Apache Hive : Subqueries in SELECT

Problem

Currently Hive doesn’t support subqueries in a SELECT statement, for example, the following query will not run on Hive:

SELECT customer.customer\_num,
	(SELECT SUM(ship\_charge) 
		FROM orders
		WHERE customer.customer\_num = orders.customer\_num
	) AS total\_ship\_chg
FROM customer 

Recently a lot of work has been done to extend support for subqueries (HIVE-15456). But this work primarily targeted extending subquery support in WHERE and HAVING clauses. We plan to continue the work done in HIVE-15456 to support subqueries in a select list (see HIVE-16091).

Assumptions

We plan to limit the scope with the following assumptions and limitations.

Not Supported

-- subquery in non-simple expression
SELECT 1 + (SELECT SUM(ship\_charge) FROM orders), customer.customer\_num FROM customer
 
-- subquery in CASE
SELECT CASE WHEN (select count(*) from store\_sales 
                  where ss\_quantity between 1 and 20) > 409437
            THEN (select avg(ss\_ext\_list\_price) 
                  from store\_sales 
                  where ss\_quantity between 1 and 20) 
            ELSE (select avg(ss\_net\_paid\_inc\_tax)
                  from store\_sales
                  where ss\_quantity between 1 and 20) end bucket1
FROM reason
WHERE r\_reason\_sk = 1

Not Supported

SELECT customer.customer\_num,
	(SELECT ship\_charge 
		FROM orders
		WHERE customer.customer\_num = orders.customer\_num
	) AS total\_ship\_chg
FROM customer 

Not Supported

SELECT customer.customer\_num,
	(SELECT ship\_charge, customer\_num
		FROM orders LIMIT 1
	) AS total\_ship\_chg
FROM customer

Not Supported

SELECT customer.customer\_num,
	(SELECT customer.customer\_num 
		FROM orders
		WHERE customer.customer\_num = orders.customer\_num
	) AS total\_ship\_chg
FROM customer 

Design

Given the assumptions above, the following kind of subqueries could be used in SELECT. 

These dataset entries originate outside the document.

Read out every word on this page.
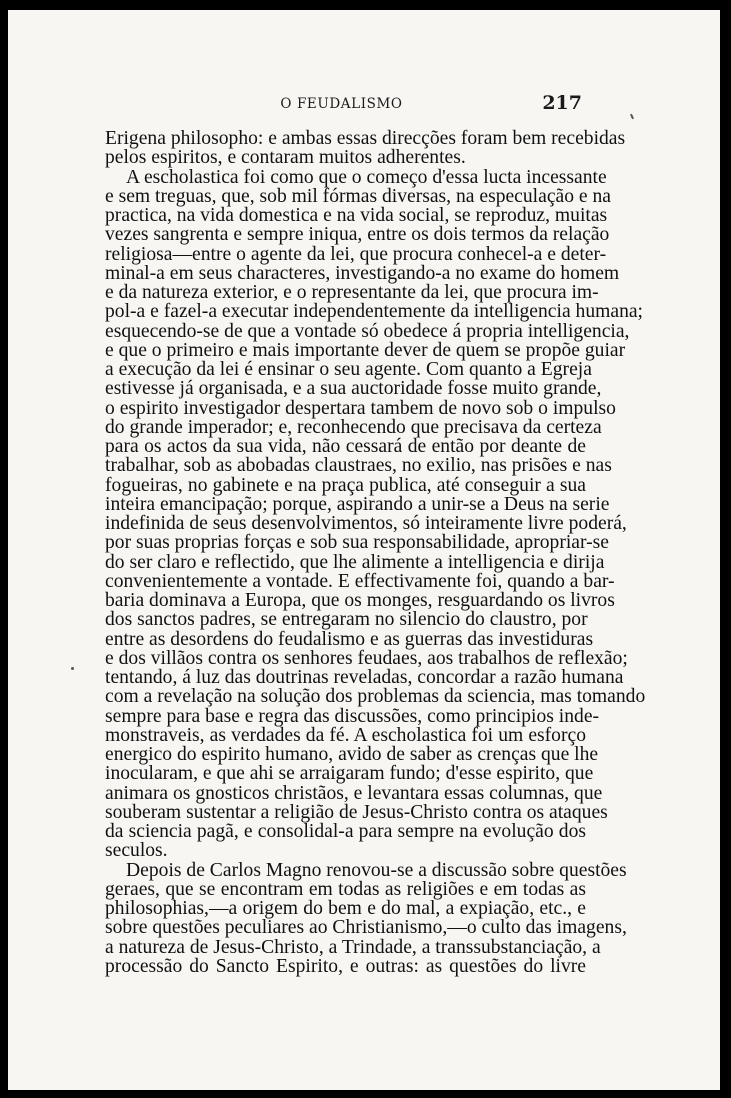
O FEUDALISMO	217
Erigena philosopho: e ambas essas direcções foram bem recebidas
pelos espiritos, e contaram muitos adherentes.
A escholastica foi como que o começo d'essa lucta incessante
e sem treguas, que, sob mil fórmas diversas, na especulação e na
practica, na vida domestica e na vida social, se reproduz, muitas
vezes sangrenta e sempre iniqua, entre os dois termos da relação
religiosa—entre o agente da lei, que procura conhecel-a e deter-
minal-a em seus characteres, investigando-a no exame do homem
e da natureza exterior, e o representante da lei, que procura im-
pol-a e fazel-a executar independentemente da intelligencia humana;
esquecendo-se de que a vontade só obedece á propria intelligencia,
e que o primeiro e mais importante dever de quem se propõe guiar
a execução da lei é ensinar o seu agente. Com quanto a Egreja
estivesse já organisada, e a sua auctoridade fosse muito grande,
o espirito investigador despertara tambem de novo sob o impulso
do grande imperador; e, reconhecendo que precisava da certeza
para os actos da sua vida, não cessará de então por deante de
trabalhar, sob as abobadas claustraes, no exilio, nas prisões e nas
fogueiras, no gabinete e na praça publica, até conseguir a sua
inteira emancipação; porque, aspirando a unir-se a Deus na serie
indefinida de seus desenvolvimentos, só inteiramente livre poderá,
por suas proprias forças e sob sua responsabilidade, apropriar-se
do ser claro e reflectido, que lhe alimente a intelligencia e dirija
convenientemente a vontade. E effectivamente foi, quando a bar-
baria dominava a Europa, que os monges, resguardando os livros
dos sanctos padres, se entregaram no silencio do claustro, por
entre as desordens do feudalismo e as guerras das investiduras
e dos villãos contra os senhores feudaes, aos trabalhos de reflexão;
tentando, á luz das doutrinas reveladas, concordar a razão humana
com a revelação na solução dos problemas da sciencia, mas tomando
sempre para base e regra das discussões, como principios inde-
monstraveis, as verdades da fé. A escholastica foi um esforço
energico do espirito humano, avido de saber as crenças que lhe
inocularam, e que ahi se arraigaram fundo; d'esse espirito, que
animara os gnosticos christãos, e levantara essas columnas, que
souberam sustentar a religião de Jesus-Christo contra os ataques
da sciencia pagã, e consolidal-a para sempre na evolução dos
seculos.
Depois de Carlos Magno renovou-se a discussão sobre questões
geraes, que se encontram em todas as religiões e em todas as
philosophias,—a origem do bem e do mal, a expiação, etc., e
sobre questões peculiares ao Christianismo,—o culto das imagens,
a natureza de Jesus-Christo, a Trindade, a transsubstanciação, a
processão do Sancto Espirito, e outras: as questões do livre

SELECT customer.customer\_num,
	(SELECT SUM(ship\_charge) 
		FROM orders
		WHERE customer.customer\_num = orders.customer\_num
	) AS total\_ship\_chg
FROM customer 
SELECT p\_size IN (
		SELECT MAX(p\_size) FROM part)
FROM part
SELECT EXISTS(SELECT p\_size FROM part)
FROM part

All of the above queries could be correlated or uncorrelated.

Design for this will be similar to the work done in HIVE-15456.

 HIVE-16091 covers the initial work for supporting subqueries in SELECT.